In 1973 he conducted Larry Sitsky's The Fall of the House of Usher in what was the first evening performance of an opera in the Sydney Opera House.

From 1972 to 1982, he was President of the Federated Music Clubs of Australia.

==Sydney International Piano competition==
In 1976 Rex Hobcroft initiated and co-founded the Sydney International Piano Competition, along with Claire Dan and Robert Tobias. He was Chairman of the Jury for the inaugural competition in 1977, and again for the 1981, 1985 and 1988 competitions. In that time he introduced many innovations that have been adopted by several other international competitions.

In 1981, Peter Sculthorpe dedicated to Hobcroft his piano piece Mountains, which had been commissioned by the Piano Competition. James Penberthy's Bedlam Hills for chorus and piano is dedicated "to horny Hobcroft".

After retiring from the New South Wales Conservatorium, he returned to Perth, Western Australia. But formal retirement did not mean an end to his musical activities. He chaired the Western Australian State Government's Conservatorium Committee. This recommended the establishment of a Conservatorium of Music in that state, which was implemented in 1985 as the UWA School of Music.

From 1992 to 1998 he was Patron of the Australian International Conservatorium.

Hobcroft was a supporter of the Suzuki method of music teaching for many years. He introduced it to the Tasmanian and Sydney conservatoria, and was the Patron of the New South Wales and later the Western Australian arms of the Suzuki Talent Education Association of Australia.

==Music competition juror==
In addition to his chairmanship of the jury of the Sydney International Piano Competition 1977-88, Rex Hobcroft was invited to join the juries of a number of other significant international music competitions. These included:
- X International Chopin Piano Competition, Warsaw, 1980
- 54th World Piano Competition, Cincinnati, 1989
- X Paloma O'Shea International Piano Competition, Santander, 1990; and Adviser to the XVII competition in 2012
- 1st China International Piano Competition, 1994
- XIV International Tchaikovsky Competition, Moscow, 1998
- 9th UNISA International Piano Competition, Pretoria, South Africa, 2000
- International Ettore Pozzoli Piano Competition, Seregno, Italy
- Liszt-Bartok Competition, Budapest
- Gina Bachauer International Piano Competition, USA

==Honours==
In 1977 Rex Hobcroft was awarded the Queen Elizabeth II Silver Jubilee Medal.
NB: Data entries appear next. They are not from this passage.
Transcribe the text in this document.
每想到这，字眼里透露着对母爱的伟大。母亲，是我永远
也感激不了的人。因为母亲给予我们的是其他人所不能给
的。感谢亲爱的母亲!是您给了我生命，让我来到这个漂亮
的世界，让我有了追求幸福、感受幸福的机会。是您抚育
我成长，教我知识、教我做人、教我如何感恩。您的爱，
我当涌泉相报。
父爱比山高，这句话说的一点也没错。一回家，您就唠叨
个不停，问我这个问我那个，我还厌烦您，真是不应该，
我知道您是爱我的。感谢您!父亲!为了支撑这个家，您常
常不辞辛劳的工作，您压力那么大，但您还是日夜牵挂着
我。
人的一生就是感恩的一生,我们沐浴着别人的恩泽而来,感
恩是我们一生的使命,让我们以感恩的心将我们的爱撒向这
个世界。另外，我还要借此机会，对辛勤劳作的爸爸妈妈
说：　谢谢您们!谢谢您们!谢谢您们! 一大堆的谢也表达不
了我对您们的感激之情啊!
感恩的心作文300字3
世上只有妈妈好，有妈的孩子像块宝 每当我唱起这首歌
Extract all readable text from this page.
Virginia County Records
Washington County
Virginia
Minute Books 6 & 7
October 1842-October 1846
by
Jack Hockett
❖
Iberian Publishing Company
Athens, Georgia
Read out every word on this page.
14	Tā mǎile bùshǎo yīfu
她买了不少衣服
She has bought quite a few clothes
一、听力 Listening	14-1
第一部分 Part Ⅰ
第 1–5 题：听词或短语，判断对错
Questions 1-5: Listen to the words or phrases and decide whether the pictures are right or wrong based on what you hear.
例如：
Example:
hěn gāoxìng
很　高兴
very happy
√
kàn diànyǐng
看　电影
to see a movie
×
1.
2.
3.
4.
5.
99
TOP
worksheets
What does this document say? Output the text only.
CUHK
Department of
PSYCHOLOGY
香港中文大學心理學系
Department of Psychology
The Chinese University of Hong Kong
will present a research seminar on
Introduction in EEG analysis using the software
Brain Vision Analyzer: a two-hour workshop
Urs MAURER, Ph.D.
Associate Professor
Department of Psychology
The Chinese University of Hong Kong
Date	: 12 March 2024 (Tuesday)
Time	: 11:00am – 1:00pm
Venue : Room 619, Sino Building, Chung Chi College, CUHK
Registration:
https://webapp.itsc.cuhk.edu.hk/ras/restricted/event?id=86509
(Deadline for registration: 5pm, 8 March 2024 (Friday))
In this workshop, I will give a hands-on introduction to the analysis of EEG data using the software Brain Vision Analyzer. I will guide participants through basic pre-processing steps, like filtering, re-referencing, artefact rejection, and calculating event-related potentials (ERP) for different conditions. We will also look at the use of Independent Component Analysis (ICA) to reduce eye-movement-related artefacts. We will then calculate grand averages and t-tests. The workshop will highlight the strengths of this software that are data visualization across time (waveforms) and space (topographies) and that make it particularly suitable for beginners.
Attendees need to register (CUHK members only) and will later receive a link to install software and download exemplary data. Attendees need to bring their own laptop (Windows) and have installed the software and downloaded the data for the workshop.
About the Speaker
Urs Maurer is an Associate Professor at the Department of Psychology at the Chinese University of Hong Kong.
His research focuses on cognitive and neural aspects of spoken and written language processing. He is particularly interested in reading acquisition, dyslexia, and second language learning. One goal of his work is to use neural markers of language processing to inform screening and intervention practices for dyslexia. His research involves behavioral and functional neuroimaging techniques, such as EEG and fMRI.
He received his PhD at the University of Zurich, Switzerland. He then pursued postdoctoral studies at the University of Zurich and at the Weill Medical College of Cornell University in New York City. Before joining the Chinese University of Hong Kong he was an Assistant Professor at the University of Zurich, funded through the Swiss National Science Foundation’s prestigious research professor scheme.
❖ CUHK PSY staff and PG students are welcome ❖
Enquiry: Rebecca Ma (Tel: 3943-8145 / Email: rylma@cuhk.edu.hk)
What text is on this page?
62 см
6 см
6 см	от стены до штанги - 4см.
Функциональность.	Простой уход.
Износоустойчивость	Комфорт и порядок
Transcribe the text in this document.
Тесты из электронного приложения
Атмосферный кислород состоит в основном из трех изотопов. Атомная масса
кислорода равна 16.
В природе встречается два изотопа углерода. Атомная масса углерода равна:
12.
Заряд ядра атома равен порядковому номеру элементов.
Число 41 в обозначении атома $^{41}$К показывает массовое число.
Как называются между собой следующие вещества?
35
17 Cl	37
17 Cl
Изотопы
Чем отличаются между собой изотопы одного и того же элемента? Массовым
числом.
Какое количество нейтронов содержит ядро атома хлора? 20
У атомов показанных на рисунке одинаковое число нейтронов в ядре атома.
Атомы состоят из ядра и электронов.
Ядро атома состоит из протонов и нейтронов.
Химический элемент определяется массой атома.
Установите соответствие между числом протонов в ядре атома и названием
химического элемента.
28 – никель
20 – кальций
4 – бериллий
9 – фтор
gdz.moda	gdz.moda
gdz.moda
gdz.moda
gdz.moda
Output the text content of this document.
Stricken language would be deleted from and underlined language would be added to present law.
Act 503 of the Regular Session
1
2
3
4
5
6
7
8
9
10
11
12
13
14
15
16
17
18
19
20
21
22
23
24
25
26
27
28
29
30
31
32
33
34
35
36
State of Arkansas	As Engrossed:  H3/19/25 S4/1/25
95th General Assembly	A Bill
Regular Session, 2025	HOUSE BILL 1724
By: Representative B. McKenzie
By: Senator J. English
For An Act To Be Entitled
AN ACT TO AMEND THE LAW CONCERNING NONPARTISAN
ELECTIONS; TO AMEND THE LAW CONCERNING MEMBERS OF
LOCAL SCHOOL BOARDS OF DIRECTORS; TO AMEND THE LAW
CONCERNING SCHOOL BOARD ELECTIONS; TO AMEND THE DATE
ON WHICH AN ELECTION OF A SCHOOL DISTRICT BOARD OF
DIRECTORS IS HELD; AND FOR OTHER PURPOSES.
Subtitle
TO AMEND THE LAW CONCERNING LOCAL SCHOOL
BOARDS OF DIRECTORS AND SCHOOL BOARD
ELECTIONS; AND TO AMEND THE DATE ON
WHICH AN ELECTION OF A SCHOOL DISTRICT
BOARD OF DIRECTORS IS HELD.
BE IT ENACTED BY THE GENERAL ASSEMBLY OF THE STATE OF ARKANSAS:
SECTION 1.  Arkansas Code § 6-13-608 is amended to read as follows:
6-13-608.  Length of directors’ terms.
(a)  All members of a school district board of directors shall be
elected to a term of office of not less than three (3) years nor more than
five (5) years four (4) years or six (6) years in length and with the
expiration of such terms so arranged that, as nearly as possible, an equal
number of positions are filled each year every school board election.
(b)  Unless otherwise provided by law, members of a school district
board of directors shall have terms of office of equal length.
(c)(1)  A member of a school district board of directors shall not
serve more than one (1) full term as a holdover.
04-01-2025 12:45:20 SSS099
In the Queen's Birthday Honours of June 1990, he was named a Member of the Order of Australia (AM).

In December 2004, the University of Tasmania awarded him an Honorary Doctorate of Letters.

In 2007 Griffith University honoured him as a Doctor of the University.

==Personal==
Rex Hobcroft was married and divorced three times, to Victoria, Loretta (Lory) Lightfoot and Perpetua Durack-Clancy. He was father of four children and grandfather of six.

He wrote an unpublished autobiography, titled Australia's Con man. The manuscript forms part of the National Library of Australia's holdings of Rex Hobcroft papers.

He died in Perth on 23 September 2013, aged 88.